How Can Users Benefit from Using Lendfinity?
- Liquidity Access: Users can borrow stablecoins against their ICP holdings, enabling them to make purchases or investments without liquidating their crypto assets.
- Leverage Trading: For those who anticipate an increase in ICP value, Lendfinity allows for borrowing stablecoins to purchase more ICP, potentially increasing their returns.
- Yield Earning: ICP holders can earn yield on their assets by depositing them into Lendfinity, thus generating passive income from assets that would otherwise remain idle.
Since its mainnet launch, Lendfinity has seen remarkable growth, achieving over $3 million in Total Value Locked (TVL), a milestone that underscores the growing trust and participation of the community.
Currently, Lendfinity predominantly serves users from the ICP community due to the lack of other native lending protocols on ICP, but as we know, once the herd comes, many could find their way to Bitfinity.
Segment Finance
Segment Finance is the third lending platform that also runs on the EVM and allows users to lend and borrow digital assets in a trustless manner.
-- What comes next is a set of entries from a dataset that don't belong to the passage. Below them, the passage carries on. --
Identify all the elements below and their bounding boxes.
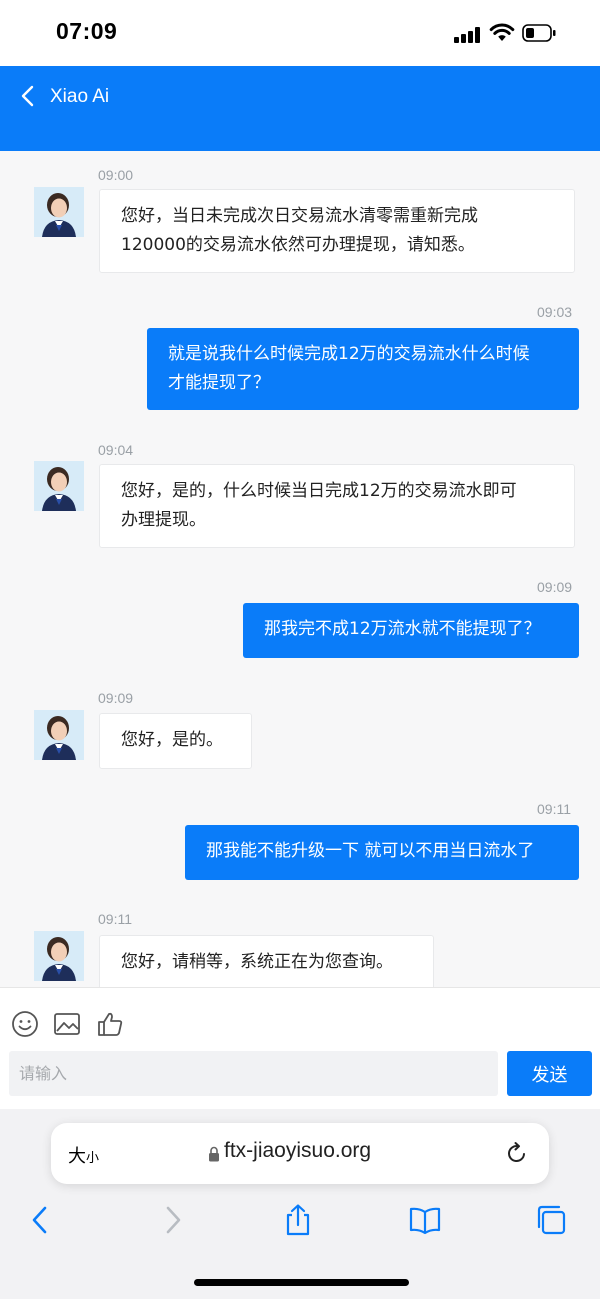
back-icon[interactable] xyxy=(24,1203,58,1237)
wifi-icon xyxy=(489,23,515,41)
user-message-bubble: 那我能不能升级一下 就可以不用当日流水了 xyxy=(185,825,579,880)
message-text: 您好，当日未完成次日交易流水清零需重新完成 xyxy=(121,206,478,226)
text-size-small: 小 xyxy=(86,1151,100,1166)
battery-icon xyxy=(522,24,556,42)
user-message-bubble: 就是说我什么时候完成12万的交易流水什么时候 才能提现了？ xyxy=(147,328,579,410)
text-size-big: 大 xyxy=(68,1146,86,1167)
agent-message-bubble: 您好，当日未完成次日交易流水清零需重新完成 120000的交易流水依然可办理提现… xyxy=(99,189,575,273)
message-input[interactable] xyxy=(9,1051,498,1096)
message-text: 那我完不成12万流水就不能提现了？ xyxy=(264,619,541,639)
browser-toolbar: 大小 ftx-jiaoyisuo.org xyxy=(0,1109,600,1299)
message-timestamp: 09:11 xyxy=(98,911,132,927)
message-timestamp: 09:11 xyxy=(537,801,571,817)
chat-title: Xiao Ai xyxy=(50,86,110,107)
back-chevron-icon[interactable] xyxy=(18,84,38,108)
agent-avatar xyxy=(34,931,84,981)
message-text: 您好，请稍等，系统正在为您查询。 xyxy=(121,952,393,972)
message-timestamp: 09:04 xyxy=(98,442,134,458)
composer: 发送 xyxy=(0,987,600,1109)
text-size-button[interactable]: 大小 xyxy=(68,1142,99,1168)
thumbs-up-icon[interactable] xyxy=(96,1010,124,1038)
forward-icon[interactable] xyxy=(155,1203,189,1237)
message-text: 120000的交易流水依然可办理提现，请知悉。 xyxy=(121,235,475,255)
agent-message-bubble: 您好，是的，什么时候当日完成12万的交易流水即可 办理提现。 xyxy=(99,464,575,548)
tabs-icon[interactable] xyxy=(534,1203,568,1237)
cellular-signal-icon xyxy=(454,27,482,43)
agent-message-bubble: 您好，请稍等，系统正在为您查询。 xyxy=(99,935,434,987)
message-text: 就是说我什么时候完成12万的交易流水什么时候 xyxy=(168,344,530,364)
chat-messages[interactable]: 09:00 您好，当日未完成次日交易流水清零需重新完成 120000的交易流水依… xyxy=(0,151,600,987)
share-icon[interactable] xyxy=(281,1203,315,1237)
agent-avatar xyxy=(34,461,84,511)
message-timestamp: 09:09 xyxy=(98,690,134,706)
message-text: 您好，是的，什么时候当日完成12万的交易流水即可 xyxy=(121,481,517,501)
message-text: 办理提现。 xyxy=(121,510,206,530)
home-indicator xyxy=(194,1279,409,1286)
message-timestamp: 09:03 xyxy=(537,304,573,320)
agent-avatar xyxy=(34,187,84,237)
status-bar: 07:09 xyxy=(0,0,600,66)
lock-icon xyxy=(209,1146,219,1162)
message-text: 您好，是的。 xyxy=(121,730,223,750)
url-text: ftx-jiaoyisuo.org xyxy=(224,1139,372,1162)
reload-icon[interactable] xyxy=(505,1141,529,1165)
message-text: 那我能不能升级一下 就可以不用当日流水了 xyxy=(206,841,535,861)
emoji-icon[interactable] xyxy=(11,1010,39,1038)
agent-message-bubble: 您好，是的。 xyxy=(99,713,252,769)
agent-avatar xyxy=(34,710,84,760)
message-text: 才能提现了？ xyxy=(168,373,270,393)
bookmarks-icon[interactable] xyxy=(408,1203,442,1237)
user-message-bubble: 那我完不成12万流水就不能提现了？ xyxy=(243,603,579,658)
send-button[interactable]: 发送 xyxy=(507,1051,592,1096)
status-time: 07:09 xyxy=(56,18,118,44)
message-timestamp: 09:00 xyxy=(98,167,134,183)
address-bar[interactable]: 大小 ftx-jiaoyisuo.org xyxy=(51,1123,549,1184)
chat-header: Xiao Ai xyxy=(0,66,600,151)
image-icon[interactable] xyxy=(53,1010,81,1038)
message-timestamp: 09:09 xyxy=(537,579,573,595)
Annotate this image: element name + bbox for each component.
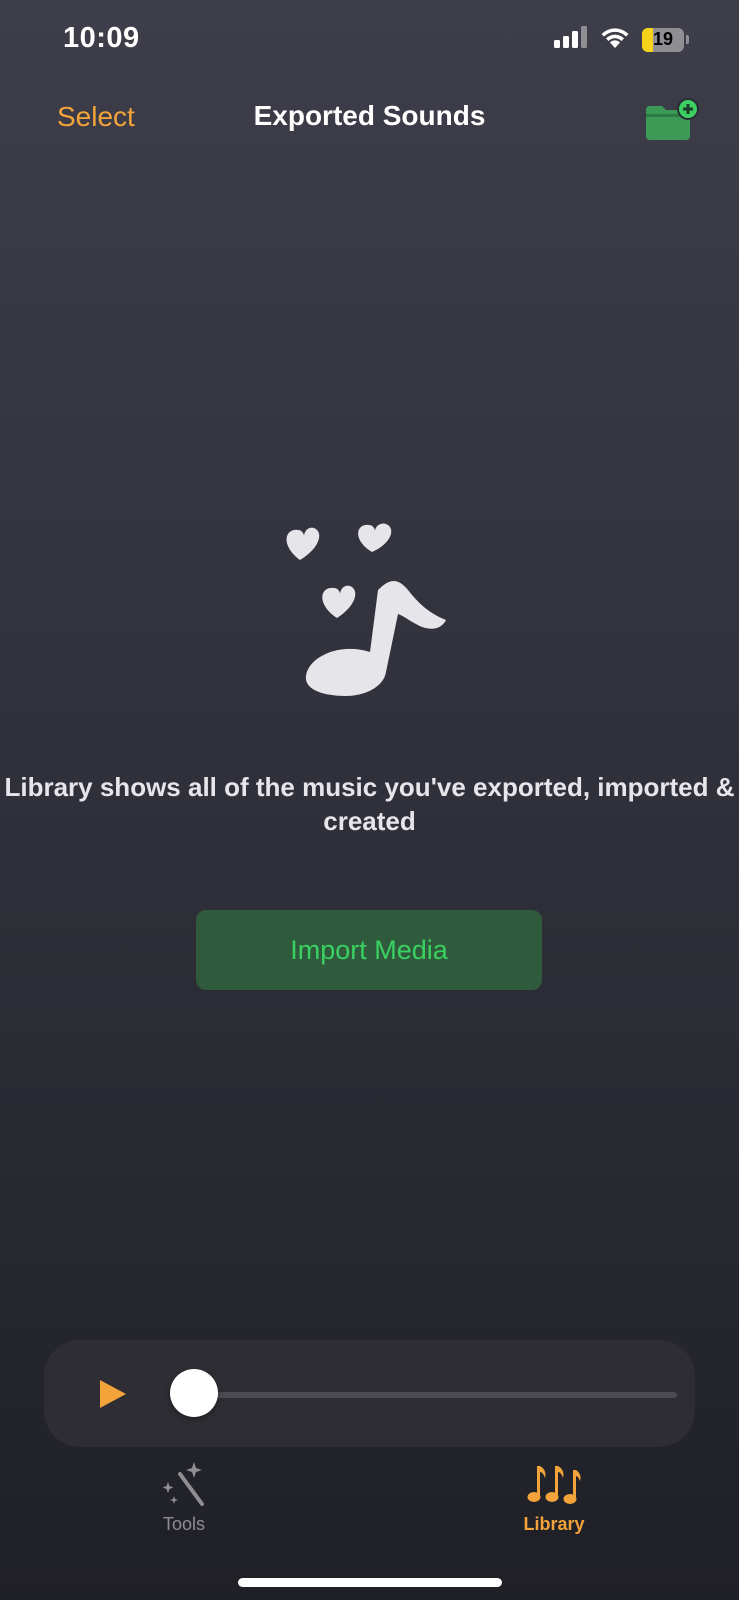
battery-icon: 19	[642, 27, 684, 52]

It offers a user-friendly experience, combining the best features of Compound and Venus protocols.
To start earning interest, simply supply your preferred asset and the amount you want to lend. Once you've supplied assets, you can also borrow against them. Any interest earned from supplying can help offset the interest you accrue when borrowing.

Segment Protocol maintains a risk fund for each pool, with a percentage of the protocol's revenue deposited into it. The risk fund aims to counterbalance bad debt and prevent potential market insolvencies.
Future of Bitcoin Lending
These three lending platforms could be onto something. Because we are still early in the Bitcoin lending space or using BTC as 'supercollateral,' we can only speculate what will happen in the future.
We may see traditional financial institutions begin to explore and understand Bitcoin and might integrate it into their systems as another asset class. This integration would likely include using Bitcoin as collateral for loans, mortgages, or other credit facilities, provided the regulatory and operational frameworks are in place.
According to insights shared by Adam Back, a renowned figure in the cryptocurrency world, the safest method of Bitcoin borrowing and lending is through peer-to-peer platforms where transactions are over-collateralized. This method minimizes the risk for both parties involved and ensures a more secure transaction environment.
But DO NOT FORGET: using Bitcoin as collateral involves careful consideration to maximize security and minimize risk. The principles of using Bitcoin safely in lending scenarios highlight the importance of maintaining control over your assets.
ATTENTION: If Unable to Repay the Loan…
If you are unable to repay the loan at the end of the term, the collateral you offered is forfeited to the lender. This might occur if the value of your collateral decreases significantly during the loan term, making it less costly to let the loan default rather than repay it.
Lenders have to be aware of the risks, including the possibility of default by the borrower if the collateral value decreases. However, the high interest rates charged on these loans (often exceeding 100% APY) compensate for the risk, potentially offering high rewards.